Che il ricorso deve dunque essere accolto, sia per il difetto di istruttoria – mancato esame della documentazione derivante dall’Amministrazione di appartenenza-, sia per violazione dell’art.10 bis della legge n.241/90, avendo il ricorrente dimostrato quale sarebbe stato l’apporto procedimentale- da valutarsi, ma non tale da escludersi ex ante- che avrebbe potuto apportare all’istruttoria stessa: in subiecta materia, posto che l’applicabilità dell’art.21 octies l.241/90 all’art.10 bis ha subito un notevole ridimensionamento alla luce della novella di riforma della disposizione, oggi- ma già prima (cfr. Tar Veneto, n.747/2013)- ben può dirsi che il procedimento a iniziativa di parte si può concludere solo con il preavviso di diniego o con l’accoglimento dell’istanza, ma non con il diniego espresso.
Difatti la riconoscibilità della dipendenza da causa di servizio passa solo e necessariamente per la dimostrazione di una prestazione lavorativa eccedente quella ordinaria, e spetta al ricorrente dimostrare tale eccezionalità ma compete all’amministrazione- e al Comitato- confutare tale assunto e tesi, il che dunque non può tradursi sic et simpliciter in un richiamo a formule stereotipate – certo che l-OMISSIS-, ma la prestazione lavorativa del ricorrente potrebbe in tesi costituire concausa alla luce delle circostanze ricordate, così come patologie derivanti da -OMISSIS-ben possono essere dovute a fattori congeniti, ma laddove il ricorrente provi, per esempio, di aver subito aggressioni o incidenti in servizio con gravi conseguenze fisiche è onere del Comitato escludere comunque la rilevanza di detti eventi.
In definitiva il ricorso va accolto, con annullamento del diniego impugnato, mentre le spese possono essere compensate.
P.Q.M.
Il Tribunale Amministrativo Regionale per il Lazio sezione staccata di Latina (Sezione Prima), definitivamente pronunciando sul ricorso, come in epigrafe proposto, lo accoglie nei sensi di cui in motivazione, e per l’effetto annulla il diniego in epigrafe.

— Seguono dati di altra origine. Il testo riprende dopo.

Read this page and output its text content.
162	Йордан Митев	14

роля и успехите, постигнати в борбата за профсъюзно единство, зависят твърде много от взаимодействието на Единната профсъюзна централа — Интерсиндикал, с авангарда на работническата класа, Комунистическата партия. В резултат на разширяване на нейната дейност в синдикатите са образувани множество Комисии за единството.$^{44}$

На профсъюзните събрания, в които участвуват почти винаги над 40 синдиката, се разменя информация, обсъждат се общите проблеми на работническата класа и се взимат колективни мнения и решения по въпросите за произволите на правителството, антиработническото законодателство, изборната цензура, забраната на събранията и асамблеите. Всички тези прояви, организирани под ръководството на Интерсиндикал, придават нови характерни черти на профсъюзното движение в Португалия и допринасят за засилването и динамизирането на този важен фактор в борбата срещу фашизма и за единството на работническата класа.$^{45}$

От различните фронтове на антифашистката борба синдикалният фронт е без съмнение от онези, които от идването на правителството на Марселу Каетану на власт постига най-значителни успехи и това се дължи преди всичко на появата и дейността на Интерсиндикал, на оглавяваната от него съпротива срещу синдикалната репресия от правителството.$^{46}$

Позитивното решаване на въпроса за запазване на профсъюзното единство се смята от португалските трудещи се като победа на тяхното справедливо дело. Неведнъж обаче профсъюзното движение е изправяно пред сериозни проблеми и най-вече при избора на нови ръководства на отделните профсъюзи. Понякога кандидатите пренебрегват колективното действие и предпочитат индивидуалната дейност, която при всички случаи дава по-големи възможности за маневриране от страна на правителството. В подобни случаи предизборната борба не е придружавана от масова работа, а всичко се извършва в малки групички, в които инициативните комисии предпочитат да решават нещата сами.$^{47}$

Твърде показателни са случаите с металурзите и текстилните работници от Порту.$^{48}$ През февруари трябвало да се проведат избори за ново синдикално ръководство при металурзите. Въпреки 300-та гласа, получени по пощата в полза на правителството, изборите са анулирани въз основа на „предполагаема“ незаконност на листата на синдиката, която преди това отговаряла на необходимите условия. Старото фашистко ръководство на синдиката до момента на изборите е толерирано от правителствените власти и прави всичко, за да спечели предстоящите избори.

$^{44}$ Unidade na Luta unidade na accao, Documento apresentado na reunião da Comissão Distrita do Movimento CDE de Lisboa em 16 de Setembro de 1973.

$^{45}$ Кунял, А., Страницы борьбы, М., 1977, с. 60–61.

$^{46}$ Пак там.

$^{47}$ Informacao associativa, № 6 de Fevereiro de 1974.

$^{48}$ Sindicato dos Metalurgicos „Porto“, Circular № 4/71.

Ordina che la presente sentenza sia eseguita dall'autorità amministrativa.
Ritenuto che sussistano i presupposti di cui di cui all'articolo 52, commi 1 e 2, del decreto legislativo 30 giugno 2003, n. 196, e all'articolo 9, paragrafi 1 e 4, del Regolamento (UE) 2016/679 del Parlamento europeo e del Consiglio del 27 aprile 2016 e all’articolo 2-septies del decreto legislativo 30 giugno 2003, n. 196, come modificato dal decreto legislativo 10 agosto 2018, n. 101, manda alla Segreteria di procedere, in qualsiasi ipotesi di diffusione del presente provvedimento, all'oscuramento delle generalità nonché di qualsiasi dato idoneo a rivelare lo stato di salute delle parti o di persone comunque ivi citate.

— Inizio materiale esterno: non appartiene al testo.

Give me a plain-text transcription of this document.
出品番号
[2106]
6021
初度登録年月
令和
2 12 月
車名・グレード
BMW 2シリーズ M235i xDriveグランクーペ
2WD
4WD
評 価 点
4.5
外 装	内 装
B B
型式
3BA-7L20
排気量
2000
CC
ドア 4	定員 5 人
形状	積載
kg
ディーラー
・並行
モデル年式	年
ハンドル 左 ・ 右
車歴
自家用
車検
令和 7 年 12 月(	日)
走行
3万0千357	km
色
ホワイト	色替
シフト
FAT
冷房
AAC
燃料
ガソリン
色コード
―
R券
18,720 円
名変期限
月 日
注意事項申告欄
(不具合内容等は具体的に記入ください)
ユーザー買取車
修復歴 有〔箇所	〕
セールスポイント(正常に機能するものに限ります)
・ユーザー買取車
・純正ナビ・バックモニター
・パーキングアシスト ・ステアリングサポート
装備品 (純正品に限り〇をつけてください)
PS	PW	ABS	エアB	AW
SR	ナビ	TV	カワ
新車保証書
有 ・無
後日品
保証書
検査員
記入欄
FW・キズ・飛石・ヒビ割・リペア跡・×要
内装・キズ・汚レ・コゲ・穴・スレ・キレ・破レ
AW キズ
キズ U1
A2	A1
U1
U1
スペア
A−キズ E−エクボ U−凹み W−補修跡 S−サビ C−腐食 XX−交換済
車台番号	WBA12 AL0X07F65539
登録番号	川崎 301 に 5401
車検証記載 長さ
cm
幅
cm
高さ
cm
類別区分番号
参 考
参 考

Così deciso in Latina nella camera di consiglio del giorno 30 settembre 2025 con l'intervento dei magistrati:
DO AV, Presidente, Estensore
Marco Rinaldi, Consigliere
Filippo Maria Tropiano, Consigliere
| IL PRESIDENTE, ESTENSORE |
| DO AV |
IL SEGRETARIO
In caso di diffusione omettere le generalità e gli altri dati identificativi dei soggetti interessati nei termini indicati.